Aktin ve miyozin flamentleri miyofibrilla’da bir takım çizgiler (bandlar) meydana getirirler ki bunlara “Z” bandları denir. İki Z bandı arasında kalan bölüme sarkomer (sarcomer) adı verilir. Z çizgisi, her sarkomerin sonunda bulunur ve iki sarkomeri birbirinden ayırır. Aktin flamentleri, iki sarkomeri birbirinden ayıran Z çizgisinden çıkarlar. Böylece, her sarkomer sondan merkeze doğru yönelen aktin flamentleri içerir. Aynı Z çizgisinden çıkan iki sarkomerin aktini I bandını oluşturur. Miyozin flamentleri sarkomer içerisinde merkezi olarak yerleşmişlerdir ve miyozin flamentlerinin aralarına giren aktin flamentleri ile birlikte çizgileri koyu olan A bandını meydana getirir.
Bedende bulunan diğer hücre aktivitelerinde olduğu gibi kas aktivitesinde de enerjiye ihtiyaç duyulur. Kasların ihtiyaç duydukları enerji aşağıda belirtilen yollarla sağlanır;
- Anaerobik glikoliz
- Aerobik glikoliz
- Serbest yağ asitlerinin oksidasyonu
- Fosfokreatin metabolizması gibi metabolik yollardır.
Kas uzun bir süre aktiviteye sevk edilirse yorulur. Kas yorgunluğunun asıl nedeni oksijen yetmezliği (hypoxia) ve kasta metabolitlerin birikmesidir.
İskelet kası pek çok duyu reseptoru ve duyu siniri taşır. Fakat kasta asıl 2 tip reseptor vardır.
- Kasın gerilimini alan reseptor (Golgi tendon organı),
- Kasın uzunluğu hakkında bilgi alan reseptor (kas mekiği).
İskelet kas liflerinin tamamında nöromusküler bağlantı denen özelleşmiş bir bölge bulunur. Nöromusküler bağlantı, sinir impulsu için impuls yayıcı olarak görev yapar. Nöromusküler bağlantıya motor sinir impulsunun ulaşmasından sonra sinaptik aralığa asetilkolin (ACh) salınır. ACh, membran depolarizasyonunu başlatır.
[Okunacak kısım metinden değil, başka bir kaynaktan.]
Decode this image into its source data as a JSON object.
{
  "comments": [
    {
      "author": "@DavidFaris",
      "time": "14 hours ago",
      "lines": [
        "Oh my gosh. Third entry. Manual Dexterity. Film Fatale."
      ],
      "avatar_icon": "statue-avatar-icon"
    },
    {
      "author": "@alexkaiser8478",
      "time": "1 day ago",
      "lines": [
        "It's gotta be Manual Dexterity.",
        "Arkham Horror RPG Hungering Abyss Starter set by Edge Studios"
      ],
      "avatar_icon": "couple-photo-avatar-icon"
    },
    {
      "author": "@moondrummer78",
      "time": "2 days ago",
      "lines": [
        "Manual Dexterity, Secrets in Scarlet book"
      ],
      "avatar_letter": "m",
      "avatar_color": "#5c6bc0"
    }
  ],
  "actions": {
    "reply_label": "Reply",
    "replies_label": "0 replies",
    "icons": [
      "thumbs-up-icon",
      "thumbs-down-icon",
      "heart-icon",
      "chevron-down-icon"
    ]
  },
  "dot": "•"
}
Birbirini izleyen aksiyon potansiyellerinin kas geriliminde oluşturduğu artışa sumasyon ya da süper pozisyon denir.
Kas lifine eşik değerin üzerinde ardı ardına uyarılar verilirse kas kasılı kalır. Buna tetani, tetanoz ya da tetanus denir.
Kas demetinde çok sayıda kas lifi bulunduğundan şiddeti artan uyarılara karşı, kasta gücü artan kasılmalar oluşur. Buna treppe veya merdiven olayı denir.
Bireysel kas liflerinin boyutundaki artışa kas hipertrofisi denir. Bu olay iskelet kası, kalp kası ve düz kas hücrelerinde yaygındır.
Kas liflerinin sayısındaki artışa ise hiperplazi denmektedir. Kalp kasında da iskelet kasındakine benzer şekilde hipertrofi gelişebilir fakat hiperplazi oluşmaz.
Kas boyutundaki küçülmeye atrofi denir. Vücut kısımlarından biri, belli bir süre hareketsiz kalırsa, kullanılmama atrofisi oluşur ve kaslar küçülür.